Topography and Geology of the Minami Alps
Growing and shrinking at the same time
Tectonic forces driving in from the east and west pushed the Minami Alps up from the bottom of the sea around one million years ago. This process is still ongoing today, and the mountains continue to rise 3 to 4 millimeters per year, the fastest rate of uplift anywhere in Japan and one equal to that of the Himalayas.
Because the mountains rose so rapidly, the ridges and hillsides of the Minami Alps tend to be unstable and prone to collapse. This results in frequent landslides, a tendency that is only exacerbated by the abundant rainfall. Denudation—the geological process by which moving water erodes the Earth’s surface—causes the mountains of the Minami Alps to shrink slightly in volume every year, even while they gain in height.

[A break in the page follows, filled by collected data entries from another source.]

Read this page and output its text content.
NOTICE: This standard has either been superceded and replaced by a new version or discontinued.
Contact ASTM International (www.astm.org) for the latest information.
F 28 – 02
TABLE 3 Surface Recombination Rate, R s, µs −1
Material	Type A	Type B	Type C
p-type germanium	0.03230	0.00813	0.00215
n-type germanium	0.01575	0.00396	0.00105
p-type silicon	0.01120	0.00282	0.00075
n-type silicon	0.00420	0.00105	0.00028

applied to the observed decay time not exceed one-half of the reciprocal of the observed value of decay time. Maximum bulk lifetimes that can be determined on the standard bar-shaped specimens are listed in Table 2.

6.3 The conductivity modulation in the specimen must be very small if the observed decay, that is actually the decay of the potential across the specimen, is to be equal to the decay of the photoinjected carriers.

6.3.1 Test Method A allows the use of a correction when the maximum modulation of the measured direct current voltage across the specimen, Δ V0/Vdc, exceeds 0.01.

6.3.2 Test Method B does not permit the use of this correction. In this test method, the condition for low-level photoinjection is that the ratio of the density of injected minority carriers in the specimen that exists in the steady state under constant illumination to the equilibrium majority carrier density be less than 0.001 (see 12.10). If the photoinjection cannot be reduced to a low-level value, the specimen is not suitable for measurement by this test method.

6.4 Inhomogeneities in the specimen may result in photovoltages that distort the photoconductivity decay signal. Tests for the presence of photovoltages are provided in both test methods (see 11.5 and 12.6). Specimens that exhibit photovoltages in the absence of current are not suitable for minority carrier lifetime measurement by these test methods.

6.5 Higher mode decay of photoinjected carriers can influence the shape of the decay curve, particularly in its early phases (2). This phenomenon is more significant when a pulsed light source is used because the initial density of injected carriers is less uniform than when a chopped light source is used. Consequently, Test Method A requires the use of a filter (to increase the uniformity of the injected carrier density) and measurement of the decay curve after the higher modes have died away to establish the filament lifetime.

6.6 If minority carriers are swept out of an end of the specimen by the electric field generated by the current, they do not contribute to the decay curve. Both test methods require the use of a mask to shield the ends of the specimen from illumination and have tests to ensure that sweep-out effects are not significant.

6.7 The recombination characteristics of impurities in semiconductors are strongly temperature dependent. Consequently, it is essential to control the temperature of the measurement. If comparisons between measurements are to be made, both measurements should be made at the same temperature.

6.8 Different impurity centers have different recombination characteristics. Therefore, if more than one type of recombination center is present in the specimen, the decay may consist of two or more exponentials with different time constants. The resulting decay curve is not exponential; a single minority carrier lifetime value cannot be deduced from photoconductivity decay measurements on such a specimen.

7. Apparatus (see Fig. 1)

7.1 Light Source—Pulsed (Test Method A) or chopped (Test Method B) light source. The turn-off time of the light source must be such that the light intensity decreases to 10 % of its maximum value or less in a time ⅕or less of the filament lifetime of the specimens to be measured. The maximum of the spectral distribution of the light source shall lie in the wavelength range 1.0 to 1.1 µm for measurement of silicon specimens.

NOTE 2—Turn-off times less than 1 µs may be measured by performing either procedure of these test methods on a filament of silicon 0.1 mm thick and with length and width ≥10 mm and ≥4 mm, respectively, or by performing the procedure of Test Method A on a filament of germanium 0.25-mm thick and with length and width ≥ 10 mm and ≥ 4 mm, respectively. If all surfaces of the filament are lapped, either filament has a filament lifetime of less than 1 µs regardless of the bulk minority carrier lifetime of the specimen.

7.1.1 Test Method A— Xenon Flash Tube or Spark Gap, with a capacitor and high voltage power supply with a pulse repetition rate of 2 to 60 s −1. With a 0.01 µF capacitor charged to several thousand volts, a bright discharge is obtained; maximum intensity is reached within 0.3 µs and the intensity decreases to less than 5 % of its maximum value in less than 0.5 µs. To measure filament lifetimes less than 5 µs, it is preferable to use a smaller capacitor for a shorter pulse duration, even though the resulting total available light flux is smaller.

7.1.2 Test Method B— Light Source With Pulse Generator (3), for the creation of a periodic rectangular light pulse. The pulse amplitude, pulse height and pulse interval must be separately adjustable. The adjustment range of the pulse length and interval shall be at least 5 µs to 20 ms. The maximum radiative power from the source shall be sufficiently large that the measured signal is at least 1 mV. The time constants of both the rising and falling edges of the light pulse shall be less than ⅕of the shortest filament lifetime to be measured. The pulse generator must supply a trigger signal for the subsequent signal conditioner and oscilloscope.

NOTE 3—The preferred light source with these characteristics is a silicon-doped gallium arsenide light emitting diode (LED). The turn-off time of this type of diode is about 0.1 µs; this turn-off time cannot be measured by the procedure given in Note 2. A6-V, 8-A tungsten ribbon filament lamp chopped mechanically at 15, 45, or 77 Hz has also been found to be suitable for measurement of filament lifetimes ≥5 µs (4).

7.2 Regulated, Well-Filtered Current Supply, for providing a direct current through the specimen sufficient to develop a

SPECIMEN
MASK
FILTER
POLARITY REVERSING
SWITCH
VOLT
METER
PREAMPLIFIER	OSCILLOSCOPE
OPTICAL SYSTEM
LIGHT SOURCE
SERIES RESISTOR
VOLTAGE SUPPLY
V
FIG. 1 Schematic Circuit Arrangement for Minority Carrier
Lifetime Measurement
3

Glaciers carved out U-shaped valleys across the Minami Alps during the last Ice Age, 20,000 years ago. River erosion caused by heavy rainfall over the millennia has made these valleys steeply V-shaped, but the mountains still retain many remarkable glacial features. These include cirques, the concave, steep-walled depressions that glaciers carve into mountains at high altitudes; moraines, the mounds of earth and stones that glaciers leave as they retreat down the mountain; and periglacial features such as patterned grounds, intriguing arrangements of rocks and stones caused by repeated freezing and thawing. The Minami Alps are still the site of Japan’s southernmost glacier.